Interestingly, there were no significant difference in N400 amplitude between general semantics and past or present self-knowledge in the present study (present self-knowledge arguably constitutes the most straightforward comparison to general knowledge, as the general semantics condition did not include any mention of time), similar to previous findings by Tanguay et al. (2020). Similarly, in a study by Coronel and Federmeier (2016), N400 amplitudes were found to be very similar for self-knowledge and general knowledge, even if there was a statistical trend for personal knowledge to produce smaller amplitudes. In the study of Tanguay et al. (2018), general semantics produced larger N400 amplitudes than all self-knowledge conditions over sagittal sites, but not over para-sagittal electrode sites (and no effect over sagittal sites in Tanguay et al., 2020). Future studies are thus required to clarify how N400 may differentiate personal and general knowledge and whether the small differences that have been reported in some previous studies are due to imperfect matching between conditions or to some genuine differences in how personal and general knowledge is processed. This latter possibility would be consistent with the finding that other types of personal semantics, like knowledge of autobiographical facts and memories of repeated events, were reported to differ in N400 amplitude from knowledge of general facts (Renoult et al., 2016).

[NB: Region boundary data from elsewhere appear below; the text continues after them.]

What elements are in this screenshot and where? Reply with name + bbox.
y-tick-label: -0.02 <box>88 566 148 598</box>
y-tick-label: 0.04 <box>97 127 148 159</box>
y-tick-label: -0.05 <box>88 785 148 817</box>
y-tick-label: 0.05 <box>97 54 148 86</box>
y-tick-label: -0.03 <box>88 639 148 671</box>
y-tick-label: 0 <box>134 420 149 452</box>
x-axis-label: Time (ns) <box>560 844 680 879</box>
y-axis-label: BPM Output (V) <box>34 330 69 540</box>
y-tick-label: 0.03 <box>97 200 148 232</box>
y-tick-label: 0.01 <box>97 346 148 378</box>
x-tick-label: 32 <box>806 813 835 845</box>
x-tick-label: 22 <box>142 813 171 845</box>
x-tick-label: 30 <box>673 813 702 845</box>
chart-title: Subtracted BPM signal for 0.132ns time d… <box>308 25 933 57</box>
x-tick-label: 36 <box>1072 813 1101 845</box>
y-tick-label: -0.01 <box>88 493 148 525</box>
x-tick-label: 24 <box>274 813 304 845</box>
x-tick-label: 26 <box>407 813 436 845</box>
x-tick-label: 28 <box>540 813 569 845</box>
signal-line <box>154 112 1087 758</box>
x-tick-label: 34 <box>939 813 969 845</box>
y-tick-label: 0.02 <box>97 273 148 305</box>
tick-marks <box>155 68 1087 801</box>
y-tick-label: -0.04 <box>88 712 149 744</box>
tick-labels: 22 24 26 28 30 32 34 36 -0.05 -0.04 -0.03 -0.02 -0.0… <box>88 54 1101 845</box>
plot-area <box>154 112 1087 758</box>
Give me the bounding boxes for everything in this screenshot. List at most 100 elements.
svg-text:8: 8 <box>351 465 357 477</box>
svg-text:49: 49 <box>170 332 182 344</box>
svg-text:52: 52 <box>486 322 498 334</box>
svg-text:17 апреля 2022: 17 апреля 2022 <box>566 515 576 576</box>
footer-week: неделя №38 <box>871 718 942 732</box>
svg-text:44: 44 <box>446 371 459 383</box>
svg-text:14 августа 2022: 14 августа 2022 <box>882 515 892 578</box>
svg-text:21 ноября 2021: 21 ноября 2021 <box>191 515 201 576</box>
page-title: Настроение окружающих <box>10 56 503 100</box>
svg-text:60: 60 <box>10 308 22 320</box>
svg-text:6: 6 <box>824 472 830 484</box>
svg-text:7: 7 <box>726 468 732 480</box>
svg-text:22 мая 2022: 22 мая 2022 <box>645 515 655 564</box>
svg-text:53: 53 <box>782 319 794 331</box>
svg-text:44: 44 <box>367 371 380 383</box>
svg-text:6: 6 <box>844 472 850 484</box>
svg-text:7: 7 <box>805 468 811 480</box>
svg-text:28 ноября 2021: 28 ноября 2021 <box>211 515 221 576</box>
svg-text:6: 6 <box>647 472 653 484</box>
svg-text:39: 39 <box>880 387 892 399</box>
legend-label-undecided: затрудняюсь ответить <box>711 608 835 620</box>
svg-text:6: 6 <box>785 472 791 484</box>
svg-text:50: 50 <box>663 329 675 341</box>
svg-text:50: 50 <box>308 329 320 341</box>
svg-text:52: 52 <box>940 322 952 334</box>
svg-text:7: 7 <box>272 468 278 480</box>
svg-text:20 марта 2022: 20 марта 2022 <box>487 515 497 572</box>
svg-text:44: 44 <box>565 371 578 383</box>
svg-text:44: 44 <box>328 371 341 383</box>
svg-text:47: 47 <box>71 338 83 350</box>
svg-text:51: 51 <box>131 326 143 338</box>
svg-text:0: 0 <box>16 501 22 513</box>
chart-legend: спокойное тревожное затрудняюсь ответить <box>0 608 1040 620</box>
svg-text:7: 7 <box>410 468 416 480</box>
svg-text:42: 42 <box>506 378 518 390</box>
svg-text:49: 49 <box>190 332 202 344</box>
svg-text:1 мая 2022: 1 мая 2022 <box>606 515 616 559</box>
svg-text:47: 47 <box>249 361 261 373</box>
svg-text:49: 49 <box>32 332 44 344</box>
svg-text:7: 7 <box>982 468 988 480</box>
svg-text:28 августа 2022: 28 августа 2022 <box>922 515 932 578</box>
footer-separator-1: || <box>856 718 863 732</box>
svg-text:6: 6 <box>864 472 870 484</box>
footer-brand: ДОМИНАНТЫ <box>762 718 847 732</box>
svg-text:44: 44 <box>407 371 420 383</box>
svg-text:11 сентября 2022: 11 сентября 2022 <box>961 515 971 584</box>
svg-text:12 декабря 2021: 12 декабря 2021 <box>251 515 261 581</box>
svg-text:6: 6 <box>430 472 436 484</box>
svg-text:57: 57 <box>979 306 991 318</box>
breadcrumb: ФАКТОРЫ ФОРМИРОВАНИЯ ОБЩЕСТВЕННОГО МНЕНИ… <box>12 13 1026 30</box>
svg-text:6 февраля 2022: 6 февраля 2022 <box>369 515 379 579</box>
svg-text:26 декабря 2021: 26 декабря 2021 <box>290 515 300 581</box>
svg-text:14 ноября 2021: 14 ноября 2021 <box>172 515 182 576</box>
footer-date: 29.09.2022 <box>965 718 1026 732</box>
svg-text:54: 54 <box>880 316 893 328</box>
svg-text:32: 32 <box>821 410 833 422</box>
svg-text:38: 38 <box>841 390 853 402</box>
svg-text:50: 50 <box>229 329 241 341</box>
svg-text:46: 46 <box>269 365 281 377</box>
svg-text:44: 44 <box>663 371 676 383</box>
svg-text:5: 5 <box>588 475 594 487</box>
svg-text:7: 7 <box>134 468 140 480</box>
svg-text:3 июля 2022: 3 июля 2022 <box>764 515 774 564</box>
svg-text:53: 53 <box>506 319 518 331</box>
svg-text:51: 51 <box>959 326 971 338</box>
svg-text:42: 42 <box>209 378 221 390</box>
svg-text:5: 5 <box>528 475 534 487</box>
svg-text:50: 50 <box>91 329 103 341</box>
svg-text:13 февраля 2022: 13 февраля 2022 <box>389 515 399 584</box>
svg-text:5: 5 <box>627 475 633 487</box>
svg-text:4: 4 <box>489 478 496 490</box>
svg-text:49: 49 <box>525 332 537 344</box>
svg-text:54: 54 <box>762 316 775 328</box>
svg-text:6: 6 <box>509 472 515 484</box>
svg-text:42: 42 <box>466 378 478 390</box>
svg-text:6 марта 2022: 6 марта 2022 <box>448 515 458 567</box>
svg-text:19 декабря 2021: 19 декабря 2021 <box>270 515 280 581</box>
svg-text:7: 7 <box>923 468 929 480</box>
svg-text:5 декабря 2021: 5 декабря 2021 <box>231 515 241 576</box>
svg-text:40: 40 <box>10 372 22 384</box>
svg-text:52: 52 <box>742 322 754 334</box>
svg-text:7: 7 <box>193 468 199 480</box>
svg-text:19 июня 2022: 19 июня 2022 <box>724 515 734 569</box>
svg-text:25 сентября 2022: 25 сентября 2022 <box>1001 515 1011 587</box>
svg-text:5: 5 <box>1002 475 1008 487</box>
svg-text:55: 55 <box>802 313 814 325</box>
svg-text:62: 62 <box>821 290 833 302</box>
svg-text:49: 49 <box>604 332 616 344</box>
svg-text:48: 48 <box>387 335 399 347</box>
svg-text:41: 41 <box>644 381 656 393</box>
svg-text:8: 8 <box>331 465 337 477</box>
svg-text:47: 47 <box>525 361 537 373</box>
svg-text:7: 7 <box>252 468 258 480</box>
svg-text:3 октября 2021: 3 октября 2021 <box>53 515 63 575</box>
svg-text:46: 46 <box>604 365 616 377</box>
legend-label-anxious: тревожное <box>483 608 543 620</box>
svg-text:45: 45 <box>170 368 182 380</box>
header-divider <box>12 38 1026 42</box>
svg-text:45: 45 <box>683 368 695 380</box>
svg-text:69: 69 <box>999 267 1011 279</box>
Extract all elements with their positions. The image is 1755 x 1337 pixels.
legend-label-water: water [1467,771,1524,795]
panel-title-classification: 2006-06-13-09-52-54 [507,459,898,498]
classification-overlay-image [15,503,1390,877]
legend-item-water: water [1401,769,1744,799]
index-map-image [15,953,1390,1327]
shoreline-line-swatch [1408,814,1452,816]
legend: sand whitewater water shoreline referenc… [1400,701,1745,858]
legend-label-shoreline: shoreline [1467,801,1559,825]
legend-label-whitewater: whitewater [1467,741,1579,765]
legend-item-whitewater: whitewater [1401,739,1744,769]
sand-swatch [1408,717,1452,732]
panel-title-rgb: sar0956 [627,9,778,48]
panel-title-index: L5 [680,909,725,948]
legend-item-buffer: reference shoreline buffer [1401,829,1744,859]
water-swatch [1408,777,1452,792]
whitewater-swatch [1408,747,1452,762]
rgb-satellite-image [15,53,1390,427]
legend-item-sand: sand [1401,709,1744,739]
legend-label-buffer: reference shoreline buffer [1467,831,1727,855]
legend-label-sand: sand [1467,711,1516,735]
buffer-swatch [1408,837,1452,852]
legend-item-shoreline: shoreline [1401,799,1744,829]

One potential limitation of the present experimental design is that we did not have enough trials per condition to differentiate ERP effects according to response and emotional valence. However, as reported in our previous study, the effect of temporal orientation on LPC amplitude did not depend on the valence of the traits (Tanguay et al., 2020). Another potential limitation of the present design, and of studies using similar paradigms, is that the effects of time perspective may not be perfectly equivalent in young and older adults, as older adults typically perceive that their traits change less through time and traits indeed become more stable with ageing (Rutt & Lockenhoff, 2016). Further, older adults may have experienced and foresee experiencing fewer major life events than young adults with a 5-year period; these turning points may particularly be important to inform knowledge about a distant self. A possible alternative, at least for the past condition, may be to ask participants of each age group to think about a specific age (e.g., 15) or a certain life transition. However, using such experimental designs, the remoteness of the time period would no longer be matched across age groups, and remoteness is known to affect LPC effects (Roberts et al., 2013; Tsivilis et al., 2015). Moreover, it is important to note that even though a different processing of temporal perspective in ageing could have affected corresponding LPC effects, it would not have applied to the LPC old-new effect, which was also reduced in older adults. Crucially, even though, a clear differentiation of memory types was only observed in young adults at posterior parietal sites, older adults participants with higher composite episodic memory scores had a greater LPC effect of time perspective. Taken together, these findings are consistent with the fact that age-related neural dedifferentiation may be material and region specific (Koen et al., 2020; Koen & Rugg, 2019), and suggest that declarative memory subtypes are less distinct in ageing, but that that the amount of differentiation varies with episodic memory functions.